Jan 31, 2008 Issues: Social Security
(Washington D.C.)- The Social Security Administration (SSA) notified Congress late yesterday that the agency would suspend some parts of a controversial proposed regulation that would sharply restrict appeal rights for severely disabled individuals applying for benefits.

Under the proposed regulation, severely disabled persons would have been denied access to over $2 billion in Social Security and Supplemental Security Income (SSI) benefits over the next ten years – not because their disabilities were not severe enough, but because they could not successfully navigate the complex new procedural requirements established by the proposed rule.  Those denied would also have lost access to Medicare and Medicaid benefits.

“We should be looking for ways to improve, not complicate, the current disability system,” said Rep.

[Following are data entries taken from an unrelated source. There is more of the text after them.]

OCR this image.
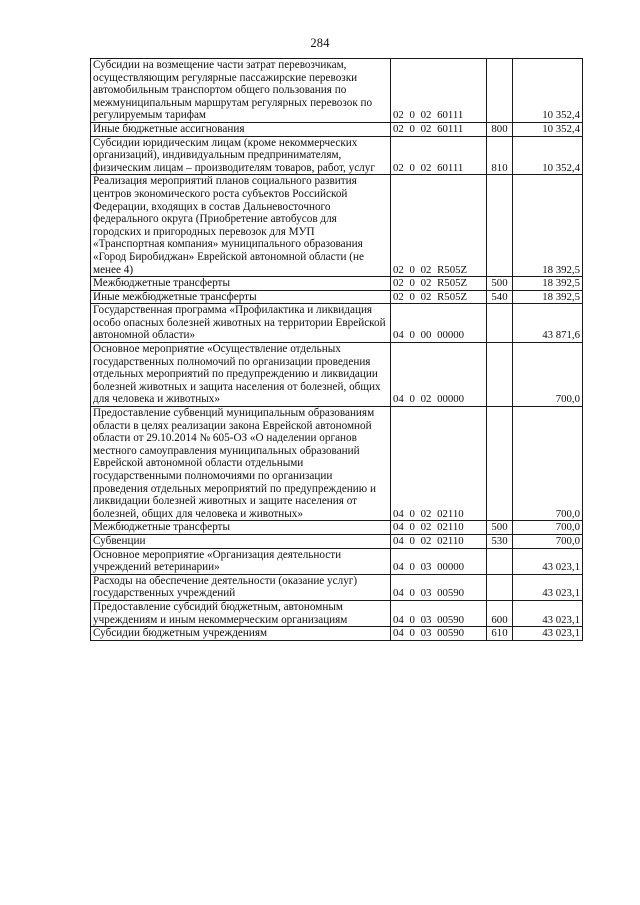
284
Субсидии на возмещение части затрат перевозчикам, осуществляющим регулярные пассажирские перевозки автомобильным транспортом общего пользования по межмуниципальным маршрутам регулярных перевозок по регулируемым тарифам	02 0 02 60111		10 352,4
Иные бюджетные ассигнования	02 0 02 60111	800	10 352,4
Субсидии юридическим лицам (кроме некоммерческих организаций), индивидуальным предпринимателям, физическим лицам – производителям товаров, работ, услуг	02 0 02 60111	810	10 352,4
Реализация мероприятий планов социального развития центров экономического роста субъектов Российской Федерации, входящих в состав Дальневосточного федерального округа (Приобретение автобусов для городских и пригородных перевозок для МУП «Транспортная компания» муниципального образования «Город Биробиджан» Еврейской автономной области (не менее 4)	02 0 02 R505Z		18 392,5
Межбюджетные трансферты	02 0 02 R505Z	500	18 392,5
Иные межбюджетные трансферты	02 0 02 R505Z	540	18 392,5
Государственная программа «Профилактика и ликвидация особо опасных болезней животных на территории Еврейской автономной области»	04 0 00 00000		43 871,6
Основное мероприятие «Осуществление отдельных государственных полномочий по организации проведения отдельных мероприятий по предупреждению и ликвидации болезней животных и защита населения от болезней, общих для человека и животных»	04 0 02 00000		700,0
Предоставление субвенций муниципальным образованиям области в целях реализации закона Еврейской автономной области от 29.10.2014 № 605-ОЗ «О наделении органов местного самоуправления муниципальных образований Еврейской автономной области отдельными государственными полномочиями по организации проведения отдельных мероприятий по предупреждению и ликвидации болезней животных и защите населения от болезней, общих для человека и животных»	04 0 02 02110		700,0
Межбюджетные трансферты	04 0 02 02110	500	700,0
Субвенции	04 0 02 02110	530	700,0
Основное мероприятие «Организация деятельности учреждений ветеринарии»	04 0 03 00000		43 023,1
Расходы на обеспечение деятельности (оказание услуг) государственных учреждений	04 0 03 00590		43 023,1
Предоставление субсидий бюджетным, автономным учреждениям и иным некоммерческим организациям	04 0 03 00590	600	43 023,1
Субсидии бюджетным учреждениям	04 0 03 00590	610	43 023,1
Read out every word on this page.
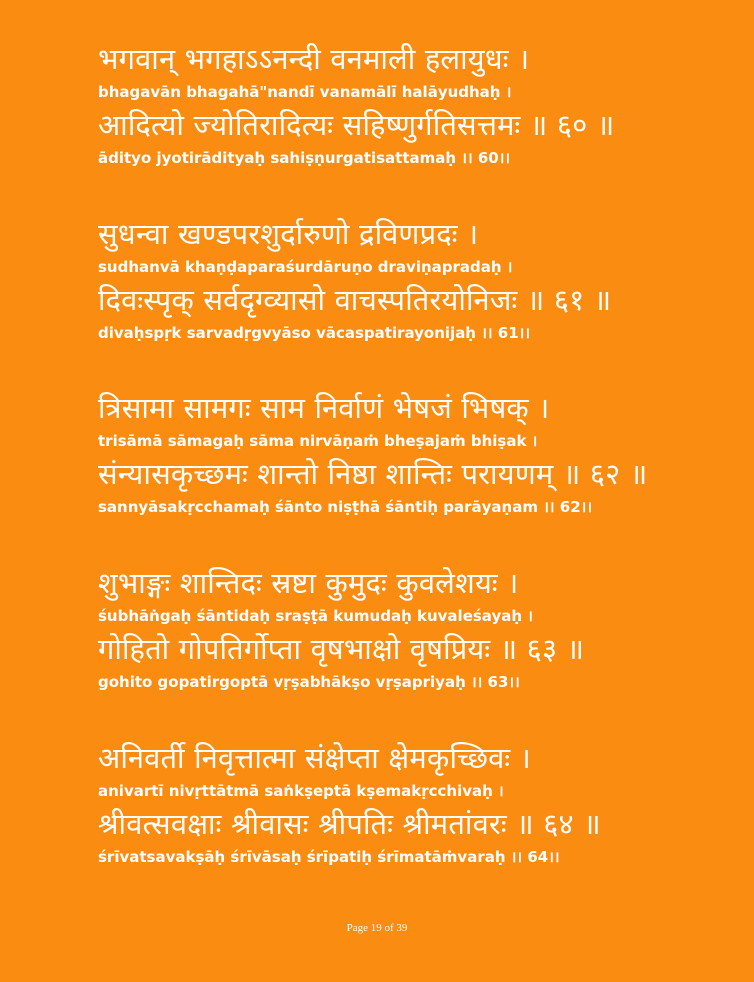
भगवान् भगहाऽऽनन्दी वनमाली हलायुधः ।
bhagavān bhagahā"nandī vanamālī halāyudhaḥ ।
आदित्यो ज्योतिरादित्यः सहिष्णुर्गतिसत्तमः ॥ ६० ॥
ādityo jyotirādityaḥ sahiṣṇurgatisattamaḥ ।। 60।।
सुधन्वा खण्डपरशुर्दारुणो द्रविणप्रदः ।
sudhanvā khaṇḍaparaśurdāruṇo draviṇapradaḥ ।
दिवःस्पृक् सर्वदृग्व्यासो वाचस्पतिरयोनिजः ॥ ६१ ॥
divaḥspṛk sarvadṛgvyāso vācaspatirayonijaḥ ।। 61।।
त्रिसामा सामगः साम निर्वाणं भेषजं भिषक् ।
trisāmā sāmagaḥ sāma nirvāṇaṁ bheṣajaṁ bhiṣak ।
संन्यासकृच्छमः शान्तो निष्ठा शान्तिः परायणम् ॥ ६२ ॥
sannyāsakṛcchamaḥ śānto niṣṭhā śāntiḥ parāyaṇam ।। 62।।
शुभाङ्गः शान्तिदः स्रष्टा कुमुदः कुवलेशयः ।
śubhāṅgaḥ śāntidaḥ sraṣṭā kumudaḥ kuvaleśayaḥ ।
गोहितो गोपतिर्गोप्ता वृषभाक्षो वृषप्रियः ॥ ६३ ॥
gohito gopatirgoptā vṛṣabhākṣo vṛṣapriyaḥ ।। 63।।
अनिवर्ती निवृत्तात्मा संक्षेप्ता क्षेमकृच्छिवः ।
anivartī nivṛttātmā saṅkṣeptā kṣemakṛcchivaḥ ।
श्रीवत्सवक्षाः श्रीवासः श्रीपतिः श्रीमतांवरः ॥ ६४ ॥
śrīvatsavakṣāḥ śrīvāsaḥ śrīpatiḥ śrīmatāṁvaraḥ ।। 64।।
Page 19 of 39
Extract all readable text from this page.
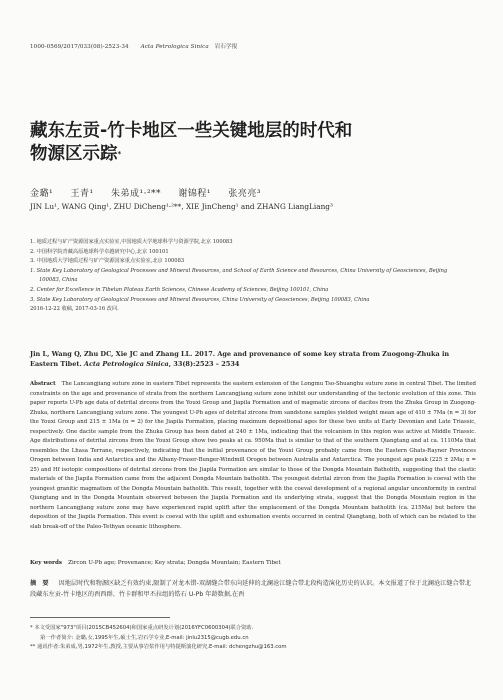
1000-0569/2017/033(08)-2523-34 Acta Petrologica Sinica 岩石学报
藏东左贡-竹卡地区一些关键地层的时代和
物源区示踪*
金璐¹ 王青¹ 朱弟成¹·²** 谢锦程¹ 张亮亮³
JIN Lu¹, WANG Qing¹, ZHU DiCheng¹·²**, XIE JinCheng¹ and ZHANG LiangLiang³
1. 地质过程与矿产资源国家重点实验室,中国地质大学地球科学与资源学院,北京 100083
2. 中国科学院青藏高原地球科学卓越研究中心,北京 100101
3. 中国地质大学地质过程与矿产资源国家重点实验室,北京 100083
1. State Key Laboratory of Geological Processes and Mineral Resources, and School of Earth Science and Resources, China University of Geosciences, Beijing
100083, China
2. Center for Excellence in Tibetan Plateau Earth Sciences, Chinese Academy of Sciences, Beijing 100101, China
3. State Key Laboratory of Geological Processes and Mineral Resources, China University of Geosciences, Beijing 100083, China
2016-12-22 收稿, 2017-03-16 改回.
Jin L, Wang Q, Zhu DC, Xie JC and Zhang LL. 2017. Age and provenance of some key strata from Zuogong-Zhuka in Eastern Tibet. Acta Petrologica Sinica, 33(8):2523 – 2534
Abstract The Lancangjiang suture zone in eastern Tibet represents the eastern extension of the Longmu Tso-Shuanghu suture zone in central Tibet. The limited constraints on the age and provenance of strata from the northern Lancangjiang suture zone inhibit our understanding of the tectonic evolution of this zone. This paper reports U-Pb age data of detrital zircons from the Youxi Group and Jiapila Formation and of magmatic zircons of dacites from the Zhuka Group in Zuogong-Zhuka, northern Lancangjiang suture zone. The youngest U-Pb ages of detrital zircons from sandstone samples yielded weight mean age of 410 ± 7Ma (n = 3) for the Youxi Group and 215 ± 1Ma (n = 2) for the Jiapila Formation, placing maximum depositional ages for these two units at Early Devonian and Late Triassic, respectively. One dacite sample from the Zhuka Group has been dated at 240 ± 1Ma, indicating that the volcanism in this region was active at Middle Triassic. Age distributions of detrital zircons from the Youxi Group show two peaks at ca. 950Ma that is similar to that of the southern Qiangtang and at ca. 1110Ma that resembles the Lhasa Terrane, respectively, indicating that the initial provenance of the Youxi Group probably came from the Eastern Ghats-Rayner Provinces Orogen between India and Antarctica and the Albany-Fraser-Bunger-Windmill Orogen between Australia and Antarctica. The youngest age peak (225 ± 2Ma; n = 25) and Hf isotopic compositions of detrital zircons from the Jiapila Formation are similar to those of the Dongda Mountain Batholith, suggesting that the clastic materials of the Jiapila Formation came from the adjacent Dongda Mountain batholith. The youngest detrital zircon from the Jiapila Formation is coeval with the youngest granitic magmatism of the Dongda Mountain batholith. This result, together with the coeval development of a regional angular unconformity in central Qiangtang and in the Dongda Mountain observed between the Jiapila Formation and its underlying strata, suggest that the Dongda Mountain region in the northern Lancangjiang suture zone may have experienced rapid uplift after the emplacement of the Dongda Mountain batholith (ca. 215Ma) but before the deposition of the Jiapila Formation. This event is coeval with the uplift and exhumation events occurred in central Qiangtang, both of which can be related to the slab break-off of the Paleo-Tethyan oceanic lithosphere.
Key words Zircon U-Pb age; Provenance; Key strata; Dongda Mountain; Eastern Tibet
摘 要 因地层时代和物源区缺乏有效约束,限制了对龙木错-双湖缝合带东向延伸的北澜沧江缝合带北段构造演化历史的认识。本文报道了位于北澜沧江缝合带北段藏东左贡-竹卡地区的酉西群、竹卡群和甲丕拉组的锆石 U-Pb 年龄数据,在酉
* 本文受国家"973"项目(2015CB452604)和国家重点研发计划(2016YFC0600304)联合资助.
第一作者简介: 金璐,女,1995年生,硕士生,岩石学专业,E-mail: jinlu2315@cugb.edu.cn
** 通讯作者:朱弟成,男,1972年生,教授,主要从事岩浆作用与特提斯演化研究,E-mail: dchengzhu@163.com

Sander Levin, House Ways and Means Social Security Subcommittee member.  “It is good that they got the message and won’t be putting up additional roadblocks.  Our immediate priority is making sure SSA has enough disability claims examiners and judges to dramatically reduce the backlog of unprocessed claims.”

The proposed regulation engendered a strong outcry from Congress and advocacy organizations.  A letter objecting to the regulation was sent in December by eleven House Committee and Subcommittee chairs.  Letters objecting to the proposal were also sent by the Senate Finance Committee and other Senate leaders, and almost 500 comments were filed on the regulation, primarily in opposition. 

Other proposed Social Security reforms from the Bush Administration could similarly threaten benefits for disabled Americans.  The Ways and Means Social Security Subcommittee will continue to provide close oversight of all proposed changes.